In 6 plenary and 20 concurrent sessions, more than 80 expert speakers – from such institutions as WHO, Mayo Clinic and AARP, and from universities including Harvard, Columbia and Tufts – will discuss issues ranging from maintaining cognitive health to promoting older-adult wellness through lifestyle and social engagement.
“I’m pleased and honored to be delivering the opening Keynote on behalf of ICAA to such an illustrious group,” says Milner, an internationally recognized authority on the health and well-being of older adults. “The highly-placed attendees have a significant role to play in how well the U.S. population ages, and their impact on the country.”
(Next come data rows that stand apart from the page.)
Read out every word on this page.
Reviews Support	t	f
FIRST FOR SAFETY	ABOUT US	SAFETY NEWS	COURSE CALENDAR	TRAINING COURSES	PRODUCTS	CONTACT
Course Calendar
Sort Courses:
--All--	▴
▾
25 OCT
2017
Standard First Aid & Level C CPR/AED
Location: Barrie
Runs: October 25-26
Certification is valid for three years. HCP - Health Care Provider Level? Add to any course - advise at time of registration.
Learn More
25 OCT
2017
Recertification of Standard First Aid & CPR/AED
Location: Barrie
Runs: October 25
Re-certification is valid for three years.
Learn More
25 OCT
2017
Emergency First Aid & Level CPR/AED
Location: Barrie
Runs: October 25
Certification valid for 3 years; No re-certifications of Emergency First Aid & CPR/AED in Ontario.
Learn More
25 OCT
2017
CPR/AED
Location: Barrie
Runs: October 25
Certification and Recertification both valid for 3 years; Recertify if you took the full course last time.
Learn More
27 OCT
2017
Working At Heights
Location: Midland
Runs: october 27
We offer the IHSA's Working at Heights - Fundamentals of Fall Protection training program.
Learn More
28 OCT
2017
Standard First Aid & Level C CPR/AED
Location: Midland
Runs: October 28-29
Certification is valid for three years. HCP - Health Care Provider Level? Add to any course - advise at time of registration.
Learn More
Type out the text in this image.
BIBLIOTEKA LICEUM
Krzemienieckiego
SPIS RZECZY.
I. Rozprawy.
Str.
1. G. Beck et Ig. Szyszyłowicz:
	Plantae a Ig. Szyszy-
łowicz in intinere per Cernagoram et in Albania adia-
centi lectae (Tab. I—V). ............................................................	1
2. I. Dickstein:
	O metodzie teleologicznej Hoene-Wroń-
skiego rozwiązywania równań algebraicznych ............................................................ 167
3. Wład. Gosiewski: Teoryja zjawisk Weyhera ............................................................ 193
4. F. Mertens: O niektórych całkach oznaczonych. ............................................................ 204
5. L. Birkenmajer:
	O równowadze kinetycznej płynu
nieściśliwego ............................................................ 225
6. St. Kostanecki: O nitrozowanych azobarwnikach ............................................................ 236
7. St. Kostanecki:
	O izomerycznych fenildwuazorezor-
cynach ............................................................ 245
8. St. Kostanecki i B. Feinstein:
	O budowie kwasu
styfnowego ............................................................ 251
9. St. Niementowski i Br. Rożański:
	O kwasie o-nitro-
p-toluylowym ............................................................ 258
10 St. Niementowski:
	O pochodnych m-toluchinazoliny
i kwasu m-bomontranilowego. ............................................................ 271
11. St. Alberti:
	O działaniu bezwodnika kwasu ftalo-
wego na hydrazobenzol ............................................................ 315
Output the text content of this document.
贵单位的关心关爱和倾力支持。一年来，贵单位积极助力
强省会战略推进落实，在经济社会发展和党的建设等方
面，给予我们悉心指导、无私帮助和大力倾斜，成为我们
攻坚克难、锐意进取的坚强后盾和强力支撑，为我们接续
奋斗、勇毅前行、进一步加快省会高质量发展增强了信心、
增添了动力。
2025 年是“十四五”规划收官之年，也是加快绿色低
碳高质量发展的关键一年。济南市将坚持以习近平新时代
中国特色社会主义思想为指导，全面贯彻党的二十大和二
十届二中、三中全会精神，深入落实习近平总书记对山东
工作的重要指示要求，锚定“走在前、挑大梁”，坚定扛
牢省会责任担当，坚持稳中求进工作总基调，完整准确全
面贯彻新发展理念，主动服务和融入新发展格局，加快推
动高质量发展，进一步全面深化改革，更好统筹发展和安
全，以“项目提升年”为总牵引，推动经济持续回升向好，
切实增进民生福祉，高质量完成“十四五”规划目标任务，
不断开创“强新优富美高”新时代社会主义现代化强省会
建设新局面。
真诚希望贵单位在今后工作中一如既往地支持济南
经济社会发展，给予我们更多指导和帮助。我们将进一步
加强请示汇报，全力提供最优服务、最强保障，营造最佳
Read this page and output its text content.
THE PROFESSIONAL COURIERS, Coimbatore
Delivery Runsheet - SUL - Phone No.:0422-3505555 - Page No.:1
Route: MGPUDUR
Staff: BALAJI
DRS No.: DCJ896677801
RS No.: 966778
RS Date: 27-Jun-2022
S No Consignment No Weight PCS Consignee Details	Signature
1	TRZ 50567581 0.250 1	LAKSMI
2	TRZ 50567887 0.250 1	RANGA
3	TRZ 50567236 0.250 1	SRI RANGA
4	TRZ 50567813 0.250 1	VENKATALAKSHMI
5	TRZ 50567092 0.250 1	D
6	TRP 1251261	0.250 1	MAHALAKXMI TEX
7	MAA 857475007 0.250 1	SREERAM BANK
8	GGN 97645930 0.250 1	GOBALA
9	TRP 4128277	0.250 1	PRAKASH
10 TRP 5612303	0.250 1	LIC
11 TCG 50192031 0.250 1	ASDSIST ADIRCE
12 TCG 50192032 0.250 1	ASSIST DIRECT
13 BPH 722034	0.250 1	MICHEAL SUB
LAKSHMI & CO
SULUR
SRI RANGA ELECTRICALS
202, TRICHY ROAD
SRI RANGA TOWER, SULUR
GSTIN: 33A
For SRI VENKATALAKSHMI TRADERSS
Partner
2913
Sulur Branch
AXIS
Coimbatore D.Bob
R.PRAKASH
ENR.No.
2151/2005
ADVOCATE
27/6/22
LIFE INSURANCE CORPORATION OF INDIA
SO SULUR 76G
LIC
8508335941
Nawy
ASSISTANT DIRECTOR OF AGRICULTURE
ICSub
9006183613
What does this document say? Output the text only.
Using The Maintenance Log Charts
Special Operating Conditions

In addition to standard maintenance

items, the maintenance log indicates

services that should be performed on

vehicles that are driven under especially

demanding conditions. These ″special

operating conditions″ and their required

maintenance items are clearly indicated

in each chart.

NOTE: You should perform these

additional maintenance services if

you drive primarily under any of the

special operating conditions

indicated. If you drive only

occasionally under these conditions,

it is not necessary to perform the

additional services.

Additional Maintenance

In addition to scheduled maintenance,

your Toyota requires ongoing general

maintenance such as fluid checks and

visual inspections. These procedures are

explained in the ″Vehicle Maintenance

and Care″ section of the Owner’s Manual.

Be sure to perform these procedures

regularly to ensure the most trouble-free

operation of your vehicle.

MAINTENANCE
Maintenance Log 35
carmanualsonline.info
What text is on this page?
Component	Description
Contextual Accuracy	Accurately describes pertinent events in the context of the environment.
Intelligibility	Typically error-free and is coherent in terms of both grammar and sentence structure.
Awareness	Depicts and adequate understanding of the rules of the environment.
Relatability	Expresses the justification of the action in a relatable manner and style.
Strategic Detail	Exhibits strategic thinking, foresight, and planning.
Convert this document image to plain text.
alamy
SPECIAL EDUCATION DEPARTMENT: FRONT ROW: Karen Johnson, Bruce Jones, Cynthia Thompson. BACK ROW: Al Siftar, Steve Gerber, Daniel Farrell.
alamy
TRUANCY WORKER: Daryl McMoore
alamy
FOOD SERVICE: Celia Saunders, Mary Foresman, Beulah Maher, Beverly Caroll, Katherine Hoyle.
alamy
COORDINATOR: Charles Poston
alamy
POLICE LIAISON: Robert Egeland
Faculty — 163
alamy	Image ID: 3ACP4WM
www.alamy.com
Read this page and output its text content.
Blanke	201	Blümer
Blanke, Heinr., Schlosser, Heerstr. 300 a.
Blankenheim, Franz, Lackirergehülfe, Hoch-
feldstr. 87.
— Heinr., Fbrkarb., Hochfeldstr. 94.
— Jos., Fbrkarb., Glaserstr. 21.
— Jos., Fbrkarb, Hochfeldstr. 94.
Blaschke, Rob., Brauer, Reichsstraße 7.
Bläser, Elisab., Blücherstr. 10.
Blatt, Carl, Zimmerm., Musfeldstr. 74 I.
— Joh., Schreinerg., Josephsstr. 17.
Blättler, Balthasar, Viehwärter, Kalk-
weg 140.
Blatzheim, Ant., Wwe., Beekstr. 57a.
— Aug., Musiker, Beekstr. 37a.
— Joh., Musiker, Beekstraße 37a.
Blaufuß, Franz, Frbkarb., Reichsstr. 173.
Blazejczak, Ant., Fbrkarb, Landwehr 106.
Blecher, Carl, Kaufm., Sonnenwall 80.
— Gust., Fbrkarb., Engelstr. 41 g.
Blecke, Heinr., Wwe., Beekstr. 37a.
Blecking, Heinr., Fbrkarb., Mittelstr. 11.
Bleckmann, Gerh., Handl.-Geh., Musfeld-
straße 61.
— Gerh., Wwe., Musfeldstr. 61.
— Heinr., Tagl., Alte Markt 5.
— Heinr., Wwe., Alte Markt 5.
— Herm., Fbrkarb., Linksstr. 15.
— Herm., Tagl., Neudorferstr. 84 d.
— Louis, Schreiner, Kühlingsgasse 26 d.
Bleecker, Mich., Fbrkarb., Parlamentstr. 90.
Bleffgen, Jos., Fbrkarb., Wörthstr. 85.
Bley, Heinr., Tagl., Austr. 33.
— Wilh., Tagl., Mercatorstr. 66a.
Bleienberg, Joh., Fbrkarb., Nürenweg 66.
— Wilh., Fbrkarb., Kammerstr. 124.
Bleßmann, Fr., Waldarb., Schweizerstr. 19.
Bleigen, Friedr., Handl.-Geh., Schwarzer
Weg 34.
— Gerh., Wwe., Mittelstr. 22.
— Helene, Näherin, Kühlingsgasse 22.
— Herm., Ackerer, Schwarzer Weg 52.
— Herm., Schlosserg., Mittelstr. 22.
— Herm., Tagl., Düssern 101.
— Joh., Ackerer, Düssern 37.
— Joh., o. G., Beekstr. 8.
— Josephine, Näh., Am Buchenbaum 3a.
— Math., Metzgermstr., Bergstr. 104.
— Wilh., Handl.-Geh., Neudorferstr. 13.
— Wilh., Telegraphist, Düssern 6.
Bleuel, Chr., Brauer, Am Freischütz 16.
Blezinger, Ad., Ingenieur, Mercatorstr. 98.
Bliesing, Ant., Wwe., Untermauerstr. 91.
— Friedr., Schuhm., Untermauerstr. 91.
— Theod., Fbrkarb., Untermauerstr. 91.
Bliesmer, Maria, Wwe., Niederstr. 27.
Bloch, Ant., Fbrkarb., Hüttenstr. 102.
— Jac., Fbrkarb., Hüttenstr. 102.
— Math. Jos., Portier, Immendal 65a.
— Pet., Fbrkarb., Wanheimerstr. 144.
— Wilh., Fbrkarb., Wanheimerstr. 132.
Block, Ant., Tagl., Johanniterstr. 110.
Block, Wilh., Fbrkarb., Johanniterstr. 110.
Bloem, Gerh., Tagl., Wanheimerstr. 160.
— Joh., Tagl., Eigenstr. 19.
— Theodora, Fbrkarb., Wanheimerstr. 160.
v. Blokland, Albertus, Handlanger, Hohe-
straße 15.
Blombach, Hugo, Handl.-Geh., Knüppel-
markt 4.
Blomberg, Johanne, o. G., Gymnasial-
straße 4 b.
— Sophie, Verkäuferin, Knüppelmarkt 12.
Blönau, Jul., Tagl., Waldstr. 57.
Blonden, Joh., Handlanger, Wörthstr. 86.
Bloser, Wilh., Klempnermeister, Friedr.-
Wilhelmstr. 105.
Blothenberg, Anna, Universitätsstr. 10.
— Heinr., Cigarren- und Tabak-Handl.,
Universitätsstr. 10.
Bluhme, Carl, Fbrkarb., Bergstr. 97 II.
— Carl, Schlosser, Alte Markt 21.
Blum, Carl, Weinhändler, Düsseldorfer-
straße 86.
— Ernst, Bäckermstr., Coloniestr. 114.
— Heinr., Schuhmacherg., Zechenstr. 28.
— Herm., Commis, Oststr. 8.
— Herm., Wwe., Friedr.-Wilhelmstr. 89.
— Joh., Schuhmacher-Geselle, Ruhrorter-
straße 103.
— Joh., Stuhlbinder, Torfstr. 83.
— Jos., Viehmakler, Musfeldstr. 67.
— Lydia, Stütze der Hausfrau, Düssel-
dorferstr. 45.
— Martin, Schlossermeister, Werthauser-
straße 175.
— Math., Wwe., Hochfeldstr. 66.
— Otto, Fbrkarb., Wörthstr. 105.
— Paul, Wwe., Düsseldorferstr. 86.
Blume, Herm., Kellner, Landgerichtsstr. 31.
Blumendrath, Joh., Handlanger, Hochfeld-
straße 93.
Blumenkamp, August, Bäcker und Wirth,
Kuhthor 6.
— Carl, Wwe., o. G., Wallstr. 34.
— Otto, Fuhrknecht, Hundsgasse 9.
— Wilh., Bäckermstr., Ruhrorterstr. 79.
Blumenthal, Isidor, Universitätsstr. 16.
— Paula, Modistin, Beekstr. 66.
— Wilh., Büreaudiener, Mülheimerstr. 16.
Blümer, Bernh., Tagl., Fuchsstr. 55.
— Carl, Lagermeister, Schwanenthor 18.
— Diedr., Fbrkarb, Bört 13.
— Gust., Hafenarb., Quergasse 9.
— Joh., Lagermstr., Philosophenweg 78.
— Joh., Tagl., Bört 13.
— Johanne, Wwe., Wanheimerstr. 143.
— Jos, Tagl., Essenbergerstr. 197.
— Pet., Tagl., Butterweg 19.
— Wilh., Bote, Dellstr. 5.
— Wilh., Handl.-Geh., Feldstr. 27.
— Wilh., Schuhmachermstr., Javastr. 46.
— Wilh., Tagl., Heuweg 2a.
Milner’s Keynote Address will explore how a “quality-of-life revolution” is changing the way we age, and driving the need for new models, from health care to retirement, long-term care to the life course itself.
“Population aging brings with it opportunities and challenges,” states Milner. “Our ability to maximize the opportunities and minimize the challenges is influenced in large part by health. Healthy older Americans can contribute to society as workers, volunteers, caregivers and mentors.”
The 2015 Healthy Aging Summit will take place July 27 and 28 at the Omni Shoreham Hotel in Washington. More information is available at http://www.2015healthyagingsummit.org
About the International Council on Active Aging (ICAA)
ICAA, a professional association that leads, connects and defines the active-aging industry, supports professionals who develop wellness facilities, programs and services for adults over 50. The association is focused on active aging – an approach to aging that helps older adults live life as fully as possible within all dimensions of wellness – and provides its members with education, information, resources and tools. As an active-aging educator and advocate, ICAA has advised numerous organizations and governmental bodies, including the U.S. Administration on Aging, the National Institute on Aging (one of the U.S. National Institutes of Health), the U.S. Department of Health and Human Services, Canada’s Special Senate Committee on Aging, and the British Columbia ministries of Health and Healthy Living and Sport.